St. Louis Fed: AI spending surges but productivity gains stay invisible
A new Federal Reserve study of nearly 500,000 earnings calls confirms that while companies are pouring capital into artificial intelligence, the technology has yet to materialize into measurable aggregate productivity growth.
A new Federal Reserve Bank of St. Louis study analyzing roughly 490,000 corporate earnings calls confirms that artificial intelligence has not delivered a measurable increase in aggregate productivity. Despite the technology dominating boardroom discussions since late 2022, official economic data continues to show no meaningful bump once capital investment is accounted for.
By the end of 2025, AI accounted for roughly 15% of all productivity commentary on earnings calls, up from near zero before ChatGPT's launch. However, about 95% of those sentences describe expected future gains rather than realized improvements, a ratio that has held steady since 2023. Executives remain overwhelmingly bullish, with 95% of AI-related commentary predicting rising productivity compared to 75% for non-AI topics.
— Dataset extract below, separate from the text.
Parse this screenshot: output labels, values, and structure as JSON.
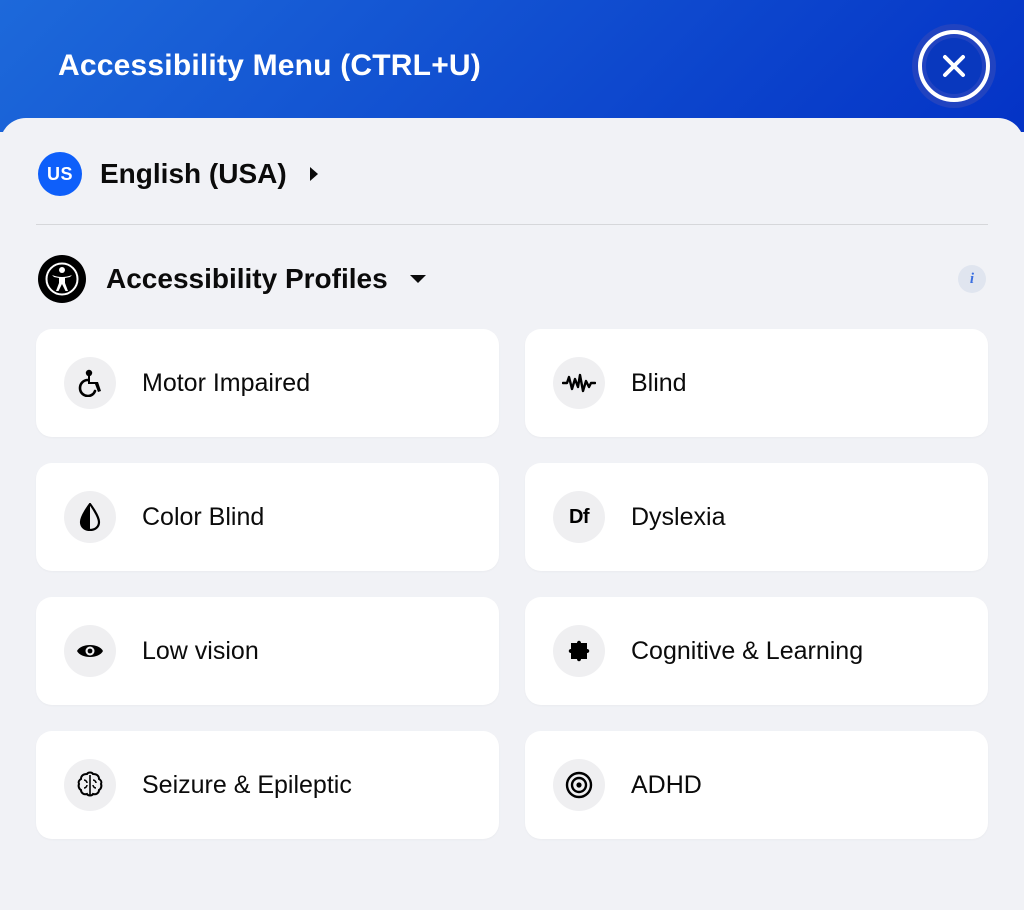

For investors, the critical question is whether this optimism translates into tangible capital allocation. The St. Louis Fed researchers found that it does, noting a strengthening correlation between positive AI commentary and increased R&D and capital expenditures. “we trust what people, do not what they say,” said Aakash Kalyani, one of the paper's authors.
A separate San Francisco Fed study corroborates this, showing AI-positive firms posted substantially higher investment and R&D growth by 2025, though this spending remains heavily concentrated among the largest technology companies building infrastructure. Previous St. Louis Fed research estimated generative AI drove only a 1.1% productivity increase by late 2024. That modest figure compares to overall productivity growth of 2.3% in 2024 and 1.6% in 2023.
The abundance paradox
Beyond the standard lag in technology adoption, the paper's authors highlight a structural risk unique to AI. The technology may be generating real efficiency gains that are inherently invisible to macroeconomic statistics because it simultaneously destroys the value of the output it creates. “Some things are going to become more abundant,” said Serdar Ozkan, another author of the paper. “That means they’re also going to become probably less valuable.”
If AI makes a task radically cheaper to produce, the resulting abundance drives down the price of that output. The mathematical gain in production efficiency gets erased by falling prices, meaning a real economic improvement vanishes from aggregate statistics without ever registering as a loss.
A decades-long wait
The current delay mirrors a historical pattern for general-purpose technologies. The researchers compare AI to electrification and early computers, which took decades to reorganize workflows and retrain workers before appearing in productivity data. “The aggregate gains will be in the future, whereas what you see right now is a lot of investment and a lot of excitement and optimism for the future,” Kalyani said.
Historically, technology diffusion unfolds over 20 to 30 years, and compressing AI's timeline to just three to five years would break sharply with precedent. Other Fed research aligns with this slow-burn thesis. A Kansas City Fed analysis found recent productivity gains are not yet broad-based, while Fed Chair Kevin Warsh recently told Congress that while AI has made workers “a bit more productive,” “the long term can be quite far out.”
Furthermore, AI cannot eliminate all operational bottlenecks. While the technology accelerates research and drafting, physical and scheduling constraints still move at human speed, limiting aggregate output. Kalyani noted that the specific applications which will ultimately drive measurable productivity are discovered through a decentralized, unpredictable trial-and-error process.